A thin, wearable brain-machine interface could allow patients to be monitored outside of hospital, or let soldiers communicate silently in the field.
University of California, San Diego researchers have demonstrated a thin, flexible, skin-like device, mounted with tiny electronic components, which can acquire electrical signals from the brain and skeletal muscles and transmit the information wirelessly to an external computer.
Until now, says Professor Todd Coleman, brain-machine interfaces have been heavy and unwieldy because of the vast array of electronic components required.
The device is made of a thin sheet of plastic covered with a water-soluble layer that sticks to skin after washing with water. Once applied, the plastic dissolves, leaving the electronic components imprinted into the skin like a temporary tattoo.
The team showed that a wide array of electrical components, including sensors, transistors, power supplies such as solar cells and wireless antennas could be combined on a single device that is nearly unnoticeable for the wearer.

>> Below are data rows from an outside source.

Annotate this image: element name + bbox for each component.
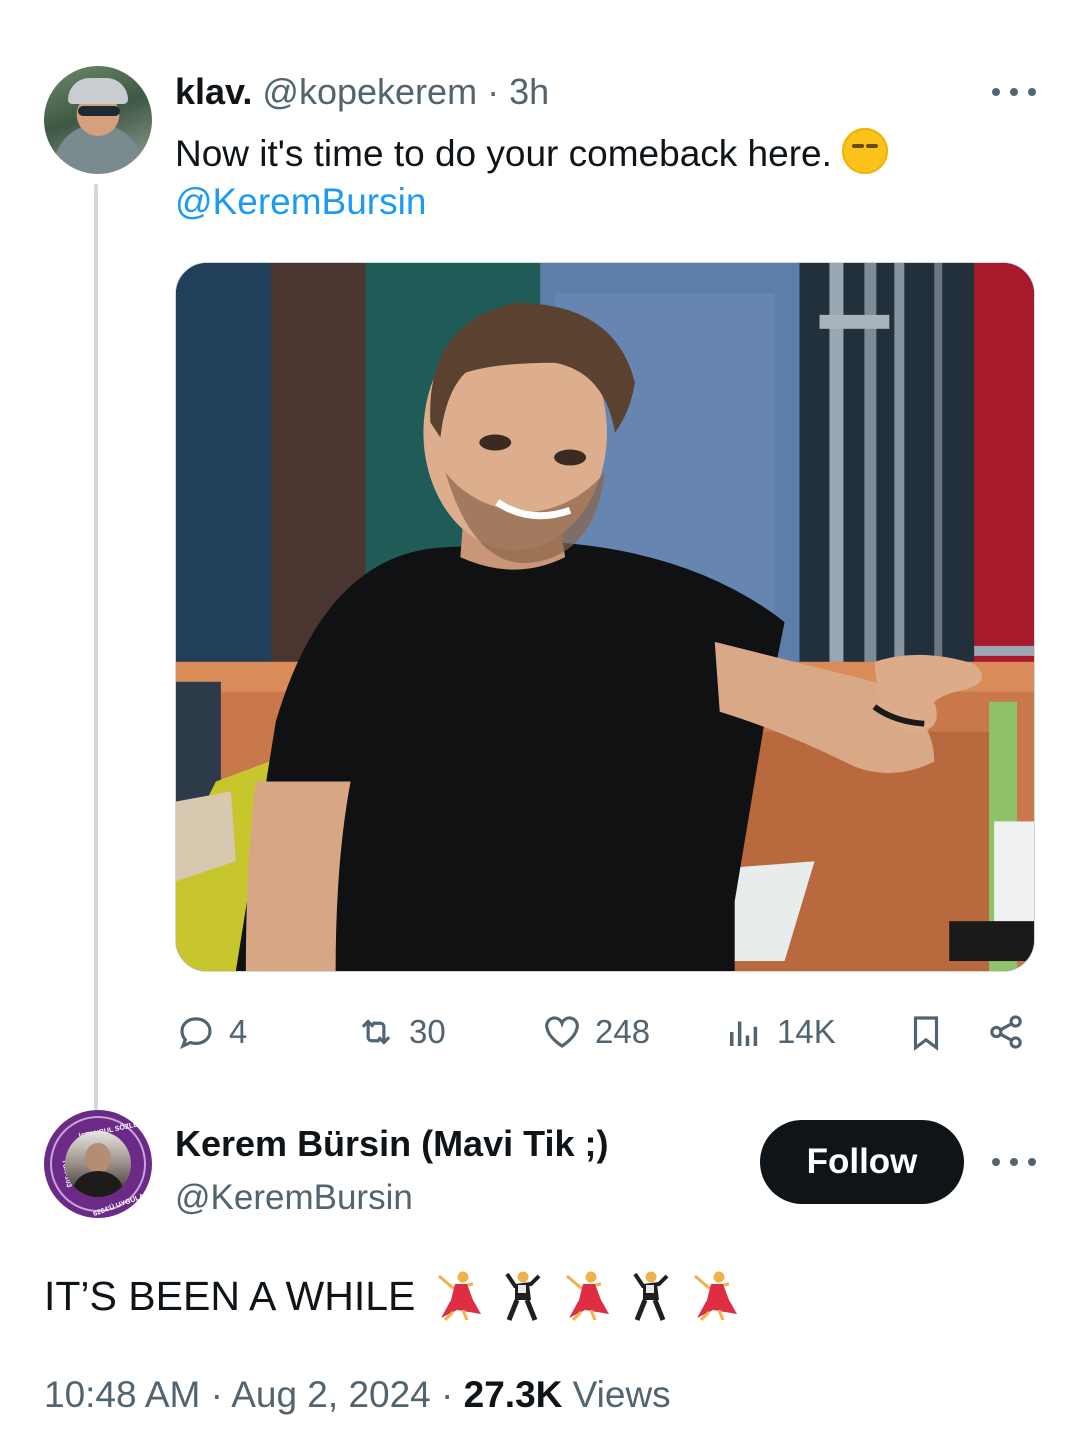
tweet-time[interactable]: 10:48 AM bbox=[44, 1374, 200, 1415]
thread-line bbox=[94, 184, 98, 1110]
views-action[interactable]: 14K bbox=[723, 1008, 836, 1056]
separator: · bbox=[477, 71, 510, 112]
woman-dancing-icon bbox=[694, 1271, 738, 1322]
avatar-photo bbox=[65, 1131, 131, 1197]
repost-action[interactable]: 30 bbox=[355, 1008, 446, 1056]
tweet-action-bar: 4 30 248 14K bbox=[175, 1008, 1035, 1056]
share-action[interactable] bbox=[985, 1008, 1027, 1056]
smirking-face-emoji-icon bbox=[841, 128, 888, 174]
tweet-text: Now it's time to do your comeback here. bbox=[175, 128, 888, 176]
repost-count: 30 bbox=[409, 1013, 446, 1050]
reply-handle[interactable]: @KeremBursin bbox=[175, 1176, 413, 1220]
views-count: 14K bbox=[777, 1013, 836, 1050]
views-total: 27.3K bbox=[463, 1374, 563, 1415]
man-dancing-icon bbox=[633, 1271, 669, 1321]
bookmark-icon bbox=[913, 1016, 939, 1051]
display-name[interactable]: klav. bbox=[175, 71, 252, 112]
views-label: Views bbox=[562, 1374, 671, 1415]
tweet-time[interactable]: 3h bbox=[509, 71, 549, 112]
man-dancing-icon bbox=[505, 1271, 541, 1321]
dancing-emojis bbox=[433, 1270, 739, 1322]
reply-action[interactable]: 4 bbox=[175, 1008, 247, 1056]
separator: · bbox=[430, 1374, 464, 1415]
parent-tweet-header: klav. @kopekerem · 3h bbox=[175, 70, 549, 114]
woman-dancing-icon bbox=[566, 1271, 610, 1322]
reply-tweet-text: IT’S BEEN A WHILE bbox=[44, 1270, 739, 1322]
like-count: 248 bbox=[595, 1013, 651, 1050]
reply-count: 4 bbox=[229, 1013, 248, 1050]
separator: · bbox=[200, 1374, 232, 1415]
like-action[interactable]: 248 bbox=[541, 1008, 650, 1056]
reply-icon bbox=[179, 1017, 212, 1050]
tweet-text-body: Now it's time to do your comeback here. bbox=[175, 133, 832, 174]
tweet-date[interactable]: Aug 2, 2024 bbox=[231, 1374, 431, 1415]
tweet-timestamp-line: 10:48 AM · Aug 2, 2024 · 27.3K Views bbox=[44, 1372, 671, 1418]
reply-text-body: IT’S BEEN A WHILE bbox=[44, 1273, 416, 1319]
heart-icon bbox=[545, 1016, 579, 1048]
more-options-icon[interactable] bbox=[992, 82, 1036, 102]
tweet-photo[interactable] bbox=[175, 262, 1035, 972]
avatar-glasses bbox=[78, 106, 120, 116]
reply-more-options-icon[interactable] bbox=[992, 1152, 1036, 1172]
bookmark-action[interactable] bbox=[905, 1008, 947, 1056]
handle[interactable]: @kopekerem bbox=[262, 71, 477, 112]
share-icon bbox=[990, 1015, 1022, 1049]
avatar-keremburs[interactable]: İSTANBUL SÖZLEŞMESİ YAŞATIR TCK-103 6284… bbox=[44, 1110, 152, 1218]
reply-display-name[interactable]: Kerem Bürsin (Mavi Tik ;) bbox=[175, 1122, 608, 1166]
photo-illustration bbox=[176, 263, 1034, 971]
avatar-cap bbox=[68, 78, 128, 104]
avatar-kopekerem[interactable] bbox=[44, 66, 152, 174]
follow-button[interactable]: Follow bbox=[760, 1120, 964, 1204]
woman-dancing-icon bbox=[438, 1271, 482, 1322]
repost-icon bbox=[361, 1019, 391, 1045]
views-chart-icon bbox=[730, 1021, 758, 1046]
mention-link[interactable]: @KeremBursin bbox=[175, 180, 426, 224]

Coleman’s research group has used the device to enable someone to control a computer game with muscles in his throat by speaking the commands - and, in principle, simply mouthing commands should work.
The team envisions applications in areas such as military operations, gaming, education and consumer electronics. For example, the ability to communicate with a computer without actually verbalizing your message out loud clearly benefits patients with muscular or neurological disorders.
Its discreet tattoo-like appearance could also make it useful for covert military operations requiring the operator to communicate with a remote command station.
"The brain-machine interface paradigm is very exciting and I think it need not be limited to thinking about prosthetics or people with some type of motor deficit," says Coleman.